Ferdinando Bruni fondatore del Teatro dell'Elfo- foto ©Laila Pozzo
Ferdinando Bruni fondatore del Teatro dell'Elfo - foto ©Laila Pozzo

«Per i teatri è una vera catastrofe». Non usa mezzi termini Ferdinando Bruni, fondatore e co-direttore artistico del Teatro dell’Elfo. «In questo momento non possiamo far altro che aspettare anche se ancora tutto tace e dal ministero non arriva nessun segnale. Ormai le stagioni teatrali vengono calcolate da gennaio a dicembre e noi al momento abbiamo lavorato un mese e mezzo quindi c’è poco da scherzare».

 

 

L’Elfo. Sono giornate intense all’Elfo Puccini di corso Buenos Aires con il consiglio di amministrazione in riunione praticamente quotidiana via Skype per affrontare le mille problematiche che questa chiusura forzata ha causato. «Una chiusura giusta – precisa Bruni –, ma che ha portato tanti problemi».
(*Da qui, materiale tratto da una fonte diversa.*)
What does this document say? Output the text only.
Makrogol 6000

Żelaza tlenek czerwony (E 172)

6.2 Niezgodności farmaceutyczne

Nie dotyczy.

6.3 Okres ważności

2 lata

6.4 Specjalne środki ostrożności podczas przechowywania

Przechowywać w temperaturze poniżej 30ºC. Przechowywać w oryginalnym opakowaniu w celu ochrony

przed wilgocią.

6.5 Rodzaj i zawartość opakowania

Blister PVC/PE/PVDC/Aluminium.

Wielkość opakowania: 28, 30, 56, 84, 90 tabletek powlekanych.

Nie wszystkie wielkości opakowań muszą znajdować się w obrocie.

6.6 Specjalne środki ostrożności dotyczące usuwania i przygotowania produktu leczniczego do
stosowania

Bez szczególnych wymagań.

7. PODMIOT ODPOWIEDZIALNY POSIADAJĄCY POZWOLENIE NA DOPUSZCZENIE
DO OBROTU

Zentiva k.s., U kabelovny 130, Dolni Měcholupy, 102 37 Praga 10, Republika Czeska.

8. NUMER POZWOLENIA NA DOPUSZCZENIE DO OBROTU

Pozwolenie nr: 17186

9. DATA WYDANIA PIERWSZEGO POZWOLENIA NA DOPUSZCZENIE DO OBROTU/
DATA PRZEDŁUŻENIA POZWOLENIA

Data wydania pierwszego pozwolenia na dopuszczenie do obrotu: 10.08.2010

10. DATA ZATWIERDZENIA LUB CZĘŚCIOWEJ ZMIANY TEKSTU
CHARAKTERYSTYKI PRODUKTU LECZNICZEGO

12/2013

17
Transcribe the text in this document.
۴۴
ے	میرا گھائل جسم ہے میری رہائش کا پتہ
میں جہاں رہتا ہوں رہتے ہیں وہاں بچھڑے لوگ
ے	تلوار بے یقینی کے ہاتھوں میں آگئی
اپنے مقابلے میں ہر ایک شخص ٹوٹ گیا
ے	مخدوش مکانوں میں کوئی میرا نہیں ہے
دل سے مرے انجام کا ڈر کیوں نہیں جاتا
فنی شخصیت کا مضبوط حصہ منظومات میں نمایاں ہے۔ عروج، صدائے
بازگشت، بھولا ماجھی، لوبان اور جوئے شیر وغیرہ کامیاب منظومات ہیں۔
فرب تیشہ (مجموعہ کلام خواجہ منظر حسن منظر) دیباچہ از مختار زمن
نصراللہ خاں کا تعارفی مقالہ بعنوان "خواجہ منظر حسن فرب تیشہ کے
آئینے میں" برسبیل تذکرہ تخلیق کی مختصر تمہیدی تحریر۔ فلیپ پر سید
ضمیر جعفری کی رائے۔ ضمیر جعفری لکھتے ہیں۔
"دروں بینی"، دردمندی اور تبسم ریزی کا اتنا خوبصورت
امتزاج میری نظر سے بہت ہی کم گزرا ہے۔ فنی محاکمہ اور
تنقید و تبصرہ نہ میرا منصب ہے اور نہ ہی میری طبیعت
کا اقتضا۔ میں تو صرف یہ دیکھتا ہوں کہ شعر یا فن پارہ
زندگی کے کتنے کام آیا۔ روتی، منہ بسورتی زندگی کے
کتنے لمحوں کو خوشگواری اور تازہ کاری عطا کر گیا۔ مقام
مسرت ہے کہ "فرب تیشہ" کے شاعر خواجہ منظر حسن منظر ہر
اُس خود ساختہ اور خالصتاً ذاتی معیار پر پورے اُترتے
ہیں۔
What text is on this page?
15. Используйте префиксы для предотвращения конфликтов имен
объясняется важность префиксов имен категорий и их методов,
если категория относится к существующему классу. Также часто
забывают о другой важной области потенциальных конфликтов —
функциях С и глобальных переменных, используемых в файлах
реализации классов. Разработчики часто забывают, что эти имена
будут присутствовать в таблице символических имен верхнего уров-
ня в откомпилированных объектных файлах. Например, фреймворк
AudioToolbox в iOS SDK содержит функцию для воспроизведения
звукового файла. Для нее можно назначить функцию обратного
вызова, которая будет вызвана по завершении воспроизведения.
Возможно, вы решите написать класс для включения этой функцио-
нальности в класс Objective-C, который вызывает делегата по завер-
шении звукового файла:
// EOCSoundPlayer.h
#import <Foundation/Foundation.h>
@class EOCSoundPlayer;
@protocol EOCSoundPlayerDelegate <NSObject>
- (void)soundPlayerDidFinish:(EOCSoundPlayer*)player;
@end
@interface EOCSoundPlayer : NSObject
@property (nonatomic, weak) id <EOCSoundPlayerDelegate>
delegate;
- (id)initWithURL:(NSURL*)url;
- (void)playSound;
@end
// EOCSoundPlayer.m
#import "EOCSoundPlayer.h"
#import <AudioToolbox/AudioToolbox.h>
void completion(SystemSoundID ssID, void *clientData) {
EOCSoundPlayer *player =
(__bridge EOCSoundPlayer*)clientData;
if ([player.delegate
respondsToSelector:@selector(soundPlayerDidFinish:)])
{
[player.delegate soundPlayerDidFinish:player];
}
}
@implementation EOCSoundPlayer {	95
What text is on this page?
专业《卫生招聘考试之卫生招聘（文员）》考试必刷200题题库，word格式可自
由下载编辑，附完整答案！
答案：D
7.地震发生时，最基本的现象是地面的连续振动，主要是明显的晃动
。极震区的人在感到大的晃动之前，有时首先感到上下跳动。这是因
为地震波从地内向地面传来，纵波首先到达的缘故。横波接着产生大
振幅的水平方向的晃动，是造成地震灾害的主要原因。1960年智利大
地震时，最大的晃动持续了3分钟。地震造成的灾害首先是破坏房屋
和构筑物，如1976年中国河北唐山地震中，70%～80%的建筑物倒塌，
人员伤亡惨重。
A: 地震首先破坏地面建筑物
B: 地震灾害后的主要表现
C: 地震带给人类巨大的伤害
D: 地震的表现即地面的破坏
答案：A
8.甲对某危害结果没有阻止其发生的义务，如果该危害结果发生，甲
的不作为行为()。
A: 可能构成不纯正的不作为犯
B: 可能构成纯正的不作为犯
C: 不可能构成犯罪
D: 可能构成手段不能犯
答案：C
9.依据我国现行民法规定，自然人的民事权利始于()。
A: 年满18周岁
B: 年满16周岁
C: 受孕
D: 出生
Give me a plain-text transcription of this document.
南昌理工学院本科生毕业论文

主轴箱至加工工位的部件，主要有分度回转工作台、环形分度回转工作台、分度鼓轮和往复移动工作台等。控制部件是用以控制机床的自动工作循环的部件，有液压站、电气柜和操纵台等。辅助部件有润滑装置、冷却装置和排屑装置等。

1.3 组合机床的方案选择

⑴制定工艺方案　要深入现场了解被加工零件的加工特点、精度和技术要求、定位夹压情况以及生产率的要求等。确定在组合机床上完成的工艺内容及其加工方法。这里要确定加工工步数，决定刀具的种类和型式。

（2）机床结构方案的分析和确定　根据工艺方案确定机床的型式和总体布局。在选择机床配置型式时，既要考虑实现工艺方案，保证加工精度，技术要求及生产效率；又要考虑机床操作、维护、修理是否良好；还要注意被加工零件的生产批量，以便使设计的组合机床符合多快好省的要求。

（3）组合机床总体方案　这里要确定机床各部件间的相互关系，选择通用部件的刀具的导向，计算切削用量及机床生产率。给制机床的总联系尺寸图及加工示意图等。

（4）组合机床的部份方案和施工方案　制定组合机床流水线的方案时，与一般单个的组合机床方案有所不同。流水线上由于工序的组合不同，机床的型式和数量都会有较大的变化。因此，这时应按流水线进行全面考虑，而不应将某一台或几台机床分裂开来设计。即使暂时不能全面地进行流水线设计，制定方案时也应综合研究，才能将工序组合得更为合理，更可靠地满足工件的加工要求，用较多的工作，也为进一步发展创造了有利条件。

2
L’intervista a Ferdinando Bruni, fondatore del Teatro dell’Elfo

Che futuro immagina per i teatri?
«Un futuro molto incerto e nebuloso. Abbiamo la certezza che saremo gli ultimi a riaprire, alcuni accomunano teatri e cinema, ma sono due realtà molto diverse. Un cinema può permettersi di distanziare gli spettatori e replicare un film 5 volte al giorno, in teatro non si può. Per non parlare degli attori sul palco che dovrebbero rispettare le stesse regole di distanziamento. E’ veramente una situazione molto grave per il nostro settore. Speriamo che dopo l’estate si torni alla normalità perché il teatro è quello e non possiamo inventarci una stagione intera di monologhi per trenta persone, chi verrebbe a vederla?».

Ferdinando Bruni - foto ©Laila Pozzo
Ferdinando Bruni – foto ©Laila Pozzo

Rispetto ad altri, avete aspettato a rendere i vostri spettacoli disponibili online.
«Non ci aspettavamo che la chiusura si sarebbe prolungata così tanto, speravamo almeno di poter proseguire le tournée fuori dalla Lombardia. Non è andata così e abbiamo deciso di non perdere del tutto il contatto con il pubblico e con quelli che ci vogliono bene mettendo a disposizione una serie di nostri spettacoli».

C’è qualcosa che i teatri italiani possono imparare da questa emergenza?
«Temo proprio di no. In questo caso c’è poco da imparare. E non basteranno otto settimane di isolamento per cambiare il nostro modo di essere. Io penso che le persone abbiano una grande capacità di recupero e di rimozione quindi, quando questo problema sarà superato, si tornerà alla quotidianità che abbiamo vissuto fino ad ora. Si dovrebbe imparare, ma su altri ambiti che non mi competono, come la sanità. Noi del teatro, da questa vicenda, dobbiamo solo sperare di non uscirne con le ossa rotte».